The 5 men held are from Kazakhstan and Belarus, even if the weapons are from North Korea, so I thought this deserved a seperate thread from the North Korea superthread.



> http://ca.news.yahoo.com/s/afp/091212/world/thailand_nkorea_belarus_kazakhstan_airport_weapons_crime
> 
> BANGKOK (AFP) - *Thailand Saturday detained five men after they made an emergency landing in Bangkok with a cargo plane from North Korea full of heavy weapons, ministers and officials said. The crew requested to land for refuelling at Don Mueang airport, where inspectors discovered a haul of weaponry including firearms and missiles, said deputy prime minister Suthep Thaungsuban. "They declared that the goods on board the flight were oil drilling equipment but when we examined we found it was all weaponry," Suthep, who is also in charge of national security, told reporters.
> Police said four of the men are from Kazakhstan and one is from Belarus.
> ...


----------



## vonGarvin (12 Dec 2009)

I missed it: where were they heading before they declared the emergency?


*EDIT:*
Did a quick search on news.google.  


> The flight schedule says the plane was headed for Colombo, Sri Lanka.

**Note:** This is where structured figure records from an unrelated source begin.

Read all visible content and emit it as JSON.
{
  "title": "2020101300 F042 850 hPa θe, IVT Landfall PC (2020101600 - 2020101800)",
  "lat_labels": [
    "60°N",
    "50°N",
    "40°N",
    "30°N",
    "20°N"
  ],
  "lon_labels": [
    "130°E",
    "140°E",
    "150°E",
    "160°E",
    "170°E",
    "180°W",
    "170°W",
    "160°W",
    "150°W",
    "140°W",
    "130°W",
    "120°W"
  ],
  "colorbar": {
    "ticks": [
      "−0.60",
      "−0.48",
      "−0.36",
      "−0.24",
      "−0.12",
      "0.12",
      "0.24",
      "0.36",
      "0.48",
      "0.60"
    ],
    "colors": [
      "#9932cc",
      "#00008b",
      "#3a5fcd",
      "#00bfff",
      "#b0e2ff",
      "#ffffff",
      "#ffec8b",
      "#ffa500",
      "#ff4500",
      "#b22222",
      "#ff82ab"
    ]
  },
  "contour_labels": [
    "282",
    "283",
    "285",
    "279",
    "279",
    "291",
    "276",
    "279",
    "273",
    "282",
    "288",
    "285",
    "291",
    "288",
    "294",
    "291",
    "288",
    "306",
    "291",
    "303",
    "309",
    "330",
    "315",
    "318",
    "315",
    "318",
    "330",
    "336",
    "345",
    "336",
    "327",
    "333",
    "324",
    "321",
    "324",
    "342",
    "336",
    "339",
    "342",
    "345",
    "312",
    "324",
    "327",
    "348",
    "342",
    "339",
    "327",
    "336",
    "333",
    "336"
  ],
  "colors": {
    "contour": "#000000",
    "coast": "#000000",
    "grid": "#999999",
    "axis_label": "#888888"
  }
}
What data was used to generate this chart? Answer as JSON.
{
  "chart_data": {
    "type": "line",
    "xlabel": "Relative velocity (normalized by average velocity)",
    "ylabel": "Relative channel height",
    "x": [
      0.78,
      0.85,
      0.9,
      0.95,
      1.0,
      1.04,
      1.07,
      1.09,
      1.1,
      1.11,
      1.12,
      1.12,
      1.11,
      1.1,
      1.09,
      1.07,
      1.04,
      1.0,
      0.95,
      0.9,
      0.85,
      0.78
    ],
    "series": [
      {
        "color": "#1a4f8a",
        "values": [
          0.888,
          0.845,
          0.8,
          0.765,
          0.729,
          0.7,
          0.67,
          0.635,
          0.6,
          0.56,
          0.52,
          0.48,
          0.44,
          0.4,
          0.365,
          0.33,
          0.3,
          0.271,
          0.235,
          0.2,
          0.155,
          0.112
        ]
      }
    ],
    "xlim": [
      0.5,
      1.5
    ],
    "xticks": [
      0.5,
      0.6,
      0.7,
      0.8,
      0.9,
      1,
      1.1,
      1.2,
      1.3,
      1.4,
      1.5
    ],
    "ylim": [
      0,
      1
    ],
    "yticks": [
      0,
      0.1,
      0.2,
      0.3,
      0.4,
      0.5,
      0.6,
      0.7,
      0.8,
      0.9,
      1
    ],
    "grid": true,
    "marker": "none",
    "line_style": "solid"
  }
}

Security authorities suspect the weapons could be destined for Sri Lanka or the Middle East.


From here


----------



## CougarKing (23 Dec 2009)

Technoviking said:
			
		

> I missed it: where were they heading before they declared the emergency?
> 
> 
> *EDIT:*
> Did a quick search on news.google.  From here



More information with this update about the plane's Sri Lanka destination:



http://www.wtopnews.com/?nid=105&sid=1847576



> *Weapons-carrying cargo plane headed for Sri Lanka *
> December 23, 2009 - 11:05am
> 
> By DENIS D. GRAY
> ...


[


----------



## CougarKing (20 Jan 2010)

An update:

Associated Press report link



> SHYMKENT, Kazakhstan – *The trail of the plane busted in Thailand last month for allegedly smuggling North Korean weapons to Iran leads back to a small air freight company housed near an old Soviet airfield on the edge of the Kazakh steppe.*
> The aging Russian plane's odyssey took it through a web of companies, financiers and air cargo carriers with addresses stretching from New York through the Persian Gulf to New Zealand, an Associated Press investigation has found.
> 
> The persistence of carriers willing to ship anything anywhere for a price — even to countries under international sanctions like Iran and North Korea — has frustrated global efforts to stem the flow of illegal arms.
> ...


----------



## CougarKing (11 Feb 2010)

Thailand now will deport the crew of the said plane.

Associated Press link



> BANGKOK – *Thai authorities dropped charges Thursday against a foreign plane crew accused of smuggling arms from North Korea, easing a diplomatic jam but leaving open the vexing question of where the multimillion dollar illicit arms shipment was headed.
> 
> The five-member crew from Kazakhstan and Belarus was arrested Dec. 12 when the Ilyushin Il-76 cargo plane they were flying from the North Korean capital Pyongyang landed in Bangkok.* Thai authorities, acting on a tip from the United States, found 35 tons of weapons on board — a violation of U.N. sanctions against North Korea.
> 
> ...


----------